Salmon in a Rushdie, degisik cesit somonlu sushilerden, salatadan ve soslardan olusan bir kutu. Cok bir kocaman ama tek kisilik:) Ben klasik bir sekilde yine cok cesaret edemedim bu pek cig gorunen somonlu sushilerden denemeye ama pirincli olanlarindan denedim, bunlarin da cevresinde pirinc ve bir cesit yosun var, icinde de degisik bir sebzeler ve somon. Ve de itiraf etmem gerek ki super bir seydi!
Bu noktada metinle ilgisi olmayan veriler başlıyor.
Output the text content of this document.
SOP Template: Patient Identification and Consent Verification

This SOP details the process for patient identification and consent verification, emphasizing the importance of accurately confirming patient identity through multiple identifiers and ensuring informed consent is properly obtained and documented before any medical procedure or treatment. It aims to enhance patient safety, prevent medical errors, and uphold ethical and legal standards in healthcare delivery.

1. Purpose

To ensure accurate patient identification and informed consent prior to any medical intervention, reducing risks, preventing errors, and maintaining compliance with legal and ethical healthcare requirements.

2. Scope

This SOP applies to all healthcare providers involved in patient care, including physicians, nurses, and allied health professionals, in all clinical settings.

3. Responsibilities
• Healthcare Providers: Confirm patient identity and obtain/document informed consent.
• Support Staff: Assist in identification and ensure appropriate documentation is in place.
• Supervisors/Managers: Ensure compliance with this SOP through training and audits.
Degisikliklere biraz daha acik olmam gerek, evet!
















Ablam tabi benim sushi cesaretsizligimden haberdar oldugundan yemegimi riske atmamis ve sag olsun bana tavuklu bir salata almis. Sesame Chicken and Bean ismindeki bu salata kutusunun icinde susamlanmis tavuk parcalari, havuc, fasulye, kabak cekirdegi, yesillik, noodle ve hijiki denilen siyah yosunlardan var. Bir de tahinli bir sos koymuslar.

Bu hijiki denen garip yosunun ilginc bir tadi var, biraz fazla tuzlu gibi geldi bana ama guzeldi de ayni zamanda. Digerleriyle karistirip yenildiginde tuzu biraz notrleniyor, iyi oluyor.

Bir de burdaki bu yemek ve salatalara kabak/ay cekirdegi koyma olayinin hastasiyim resmen! Inanilmaz bir lezzet veriyor yiyeceklere.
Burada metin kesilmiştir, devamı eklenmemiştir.